Painting does what we cannot do – it brings a three-dimensional world into a two dimensional plane.
- Chuck Jones
T is for Three-dimensional, Tint, Tone, Texture and Tarriance.
Three-dimensional: Having, or seeming to have length width and depth.
Tint: A shade of colour
Tone: Effect in an artwork of light and shade together with colour
Texture: The structure, feel and appearance of something.
Tarriance: The act of tarrying, delaying or procrastination.
Today’s mini project is about creating three-dimensional shapes. We are going to use very simple square and rectangular shapes and turn these into 3d by adding lines, tints and tones to indicate dimension and shape.
Our muse is the simple safety match box; it is a very basic but clever tool that’s been unchanged for the last 100 plus years.
You will need one matchbox, a sketchbook or sheets of paper, pencil or other drawing materials. Watercolour paper and colour is optional.
Project: Look at the box structure and draw this item in some quick sketches of an oblong box, it’s contents and the cover. Once you have drawn the box, cut the cover in half, change the oblong shape and refold it to become a square shape. Now use this in different compositions and observe the variety in light and shadow. How do you like to draw this simple shape? Experiment with ways to create shadows, the tone and tint, what textures will you incorporate?
Once you have done a selection of square box drawings from different angles, add imaginary objects to these boxes should you wish, or draw some letters in 3d.

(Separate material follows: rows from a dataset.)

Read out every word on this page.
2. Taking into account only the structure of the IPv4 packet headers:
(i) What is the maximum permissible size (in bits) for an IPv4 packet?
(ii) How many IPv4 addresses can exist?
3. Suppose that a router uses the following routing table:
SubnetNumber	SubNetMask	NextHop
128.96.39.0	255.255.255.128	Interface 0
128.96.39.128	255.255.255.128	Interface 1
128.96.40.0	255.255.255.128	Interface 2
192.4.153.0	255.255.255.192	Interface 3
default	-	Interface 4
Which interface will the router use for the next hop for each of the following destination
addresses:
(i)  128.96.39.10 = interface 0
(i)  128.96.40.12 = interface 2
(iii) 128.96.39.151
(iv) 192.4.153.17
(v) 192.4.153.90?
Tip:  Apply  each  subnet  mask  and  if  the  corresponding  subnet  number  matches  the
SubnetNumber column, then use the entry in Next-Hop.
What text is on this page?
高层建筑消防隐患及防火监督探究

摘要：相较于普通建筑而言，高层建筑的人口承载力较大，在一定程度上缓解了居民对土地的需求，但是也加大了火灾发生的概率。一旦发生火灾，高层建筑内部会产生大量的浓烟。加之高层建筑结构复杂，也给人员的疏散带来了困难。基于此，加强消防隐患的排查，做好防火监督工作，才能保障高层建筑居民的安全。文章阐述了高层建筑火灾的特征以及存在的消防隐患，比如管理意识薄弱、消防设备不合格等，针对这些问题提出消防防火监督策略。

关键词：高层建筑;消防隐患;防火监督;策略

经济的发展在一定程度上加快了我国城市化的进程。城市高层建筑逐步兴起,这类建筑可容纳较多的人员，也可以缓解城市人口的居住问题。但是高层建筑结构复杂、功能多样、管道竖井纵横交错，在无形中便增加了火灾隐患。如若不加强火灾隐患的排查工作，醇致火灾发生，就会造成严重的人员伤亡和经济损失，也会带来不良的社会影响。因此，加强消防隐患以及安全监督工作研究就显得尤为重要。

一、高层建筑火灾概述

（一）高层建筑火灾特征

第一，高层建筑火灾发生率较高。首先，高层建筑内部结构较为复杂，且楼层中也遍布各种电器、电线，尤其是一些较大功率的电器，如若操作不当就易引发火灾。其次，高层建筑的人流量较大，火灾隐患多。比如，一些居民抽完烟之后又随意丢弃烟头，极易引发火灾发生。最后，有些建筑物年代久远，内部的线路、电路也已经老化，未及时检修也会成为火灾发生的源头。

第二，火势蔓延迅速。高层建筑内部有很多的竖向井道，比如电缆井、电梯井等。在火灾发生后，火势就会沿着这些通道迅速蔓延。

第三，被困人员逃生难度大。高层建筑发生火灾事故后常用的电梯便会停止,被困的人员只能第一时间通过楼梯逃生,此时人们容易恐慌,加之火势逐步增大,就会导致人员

Additional Project: The inside of the matchbox contains the tray that holds the matches, cut this in half and create a smaller box. If you had to turn this into a miniature artwork what would you do with it? Make a drawing to fill the inside? Could this be a miniature sculpture? How would you use the matchsticks to create a structure?
This is a very simple and small-scale exercise to focus on a basic and recognisable shape, exploring dimension and volume. Good to revisit this little task occasionally and see where it could lead to.